23. JOVITA

693 123 19
                                    

Aku langsung berseru takjub saat mobil Satya memasuki komplek perumahan mewah. Apalagi saat kami akhirnya berhenti di sebuah perumahan yang terlihat paling besar di antara yang lain. Iya, aku tahu keluarga Satya memang termasuk dalam kategori berduit. Dilihat dari penampilan dan gaya hidupnya memang sudah tidak diragukan lagi. Tapi tetap saja saat melihat hunian rumah keluarganya, membuatku tidak bisa untuk tidak terkejut sekaligus takjub.

Otakku seketika berpikir. Gila! Setajir inikah keluarga Satya?

Tapi ya masuk akal juga sih kalau mengingat hobi Satya yang suka mengoleksi mobil mewah. Meski dari hasilnya ngeband selama ini buat dibeliin mobil-mobil mewah sih memang sepertinya cukup, tapi kalau bukan dari kalangan atas begini pasti mikir-mikir lah buat ngoleksi.

"Yuk, turun," ajak Satya sambil melepas seatbeltnya.

Lamunanku langsung buyar. Aku termenung selama beberapa detik lagi baru tak lama setelahnya ikut melepas seatbelt. Perasaanku mendadak gugup, bagaimana kalau keluarga Satya enggan menerimaku karena aku bukan dari keluarga kalangan atas seperti mereka?

"Ngelamunin apaan sih?" tanya Satya heran, "ayo, turun!" ajaknya sekali lagi.

Ternyata Satya sudah berada di luar mobil, ia sedang menundukkan kepalanya dan menatapku heran.

Aku mengangguk cepat lalu buru-buru turun dari mobil Satya.

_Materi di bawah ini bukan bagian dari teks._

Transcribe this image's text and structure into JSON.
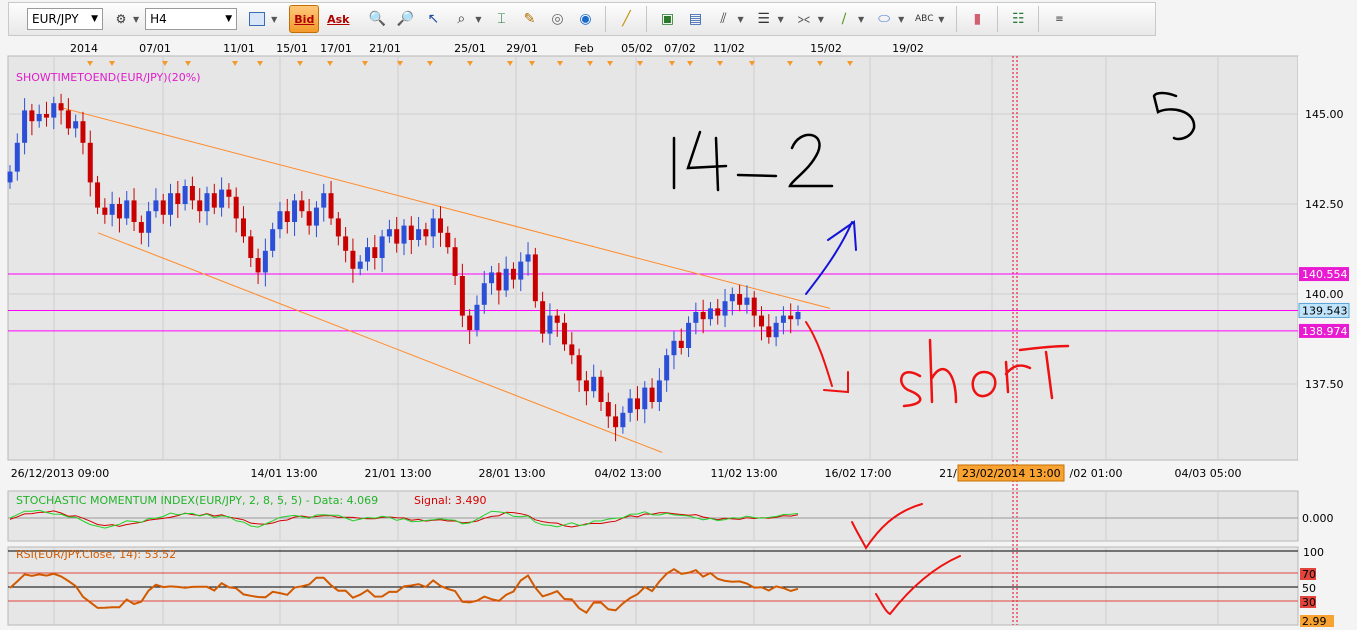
{
  "toolbar": {
    "symbol": "EUR/JPY",
    "timeframe": "H4",
    "bid_label": "Bid",
    "ask_label": "Ask"
  },
  "top_dates": [
    "2014",
    "07/01",
    "11/01",
    "15/01",
    "17/01",
    "21/01",
    "25/01",
    "29/01",
    "Feb",
    "05/02",
    "07/02",
    "11/02",
    "15/02",
    "19/02"
  ],
  "bottom_dates": [
    "26/12/2013 09:00",
    "14/01 13:00",
    "21/01 13:00",
    "28/01 13:00",
    "04/02 13:00",
    "11/02 13:00",
    "16/02 17:00",
    "21/",
    "/02 01:00",
    "04/03 05:00"
  ],
  "crosshair_date": "23/02/2014 13:00",
  "indicator_title": "SHOWTIMETOEND(EUR/JPY)(20%)",
  "price_axis": {
    "labels": [
      "145.00",
      "142.50",
      "140.00",
      "137.50"
    ],
    "marker_upper": "140.554",
    "marker_current": "139.543",
    "marker_lower": "138.974"
  },
  "stochastic": {
    "title": "STOCHASTIC MOMENTUM INDEX(EUR/JPY, 2, 8, 5, 5) -  Data: 4.069",
    "signal": "Signal: 3.490",
    "axis_label": "0.000"
  },
  "rsi": {
    "title": "RSI(EUR/JPY.Close, 14): 53.52",
    "levels": [
      "100",
      "70",
      "50",
      "30"
    ],
    "bottom_label": "2.99"
  },
  "annotations": {
    "top_label": "14-2",
    "corner_label": "5",
    "short_label": "short"
  },
  "colors": {
    "accent_orange": "#f39a2a",
    "bull_candle": "#2b4fd6",
    "bear_candle": "#c80000",
    "support_line": "#ff00ff",
    "trend_line": "#ff8a2a",
    "rsi_line": "#d15a00",
    "stoch_data": "#22d12a",
    "stoch_signal": "#d40000"
  },
  "chart_data": {
    "type": "candlestick",
    "symbol": "EUR/JPY",
    "timeframe": "H4",
    "close_series": [
      143.4,
      144.2,
      145.1,
      144.8,
      145.0,
      144.9,
      145.3,
      145.1,
      144.6,
      144.8,
      144.2,
      143.1,
      142.4,
      142.2,
      142.5,
      142.1,
      142.6,
      142.0,
      141.7,
      142.3,
      142.6,
      142.2,
      142.8,
      142.5,
      143.0,
      142.6,
      142.3,
      142.8,
      142.4,
      142.9,
      142.7,
      142.1,
      141.6,
      141.0,
      140.6,
      141.2,
      141.8,
      142.3,
      142.0,
      142.6,
      142.3,
      141.9,
      142.4,
      142.8,
      142.1,
      141.6,
      141.2,
      140.7,
      140.9,
      141.3,
      141.0,
      141.6,
      141.8,
      141.4,
      141.9,
      141.5,
      141.8,
      141.6,
      142.1,
      141.7,
      141.3,
      140.5,
      139.4,
      139.0,
      139.7,
      140.3,
      140.6,
      140.1,
      140.7,
      140.4,
      140.9,
      141.1,
      139.8,
      138.9,
      139.4,
      139.2,
      138.6,
      138.3,
      137.6,
      137.3,
      137.7,
      137.0,
      136.6,
      136.3,
      136.7,
      137.1,
      136.8,
      137.4,
      137.0,
      137.6,
      138.3,
      138.7,
      138.5,
      139.2,
      139.5,
      139.3,
      139.6,
      139.4,
      139.8,
      140.0,
      139.7,
      139.9,
      139.4,
      139.1,
      138.8,
      139.2,
      139.4,
      139.3,
      139.5
    ],
    "price_range": [
      135.5,
      146.5
    ],
    "trend_upper": {
      "from": 145.2,
      "to": 139.6
    },
    "trend_lower": {
      "from": 141.7,
      "to": 135.6
    },
    "horizontal_levels": [
      140.554,
      139.543,
      138.974
    ],
    "current_price": 139.543,
    "stochastic": {
      "data": 4.069,
      "signal": 3.49,
      "range": [
        -60,
        60
      ]
    },
    "rsi": {
      "value": 53.52,
      "levels": [
        70,
        50,
        30
      ],
      "range": [
        0,
        100
      ]
    }
  }
}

Sambil mencangklong tasku, aku menatap Satya ragu. "Sat, kok mendadak gue takut, ya. Gimana kalau keluarga lo nggak bisa nerima gue?"

"Ya gue bakal tetep nikahi lo," balas Satya dengan nada santainya.

"Gila lo!" ujarku kesal.

Satya malah terkekeh. "Ya abis lo ngomongnya aneh-aneh. Udah deh, berhenti insecure! Gue milih lo karena emang lo layak buat jadi istri gue, orang lain termasuk orangtua gue sendiri, mereka nggak punya hak buat berkomentar kalau lo nggak pantes buat gue. Paham?"

"Anjir, lo lagi ngebanggain diri nih ceritanya?"

Aku menatap Satya sambil memutar kedua bola mataku malas. Sesaat aku melupakan perasaan deg-deganku tadi. Mungkin ini memang niat Satya. Tapi tetap saja aku sedikit kesal saat mendengarnya, sifat kepedeannya itu loh. Membuatku gemas.

"Dikit. Biar lo nggak tegang, seenggaknya gue berhasil kan?"

Mau tidak mau, aku akhirnya mengangguk pasrah. Ya, bagaimana memang berhasil kok.

"Good. Emang itu niat gue. Udah, yuk, masuk! Oh ya, begitu kita masuk ke dalam jangan pake lo-gue lagi, ya? Pake aku-kamu aja."

Sekali lagi aku mengangguk. Namun, aku tidak langsung setuju saat ia mengajaknya masuk ke dalam.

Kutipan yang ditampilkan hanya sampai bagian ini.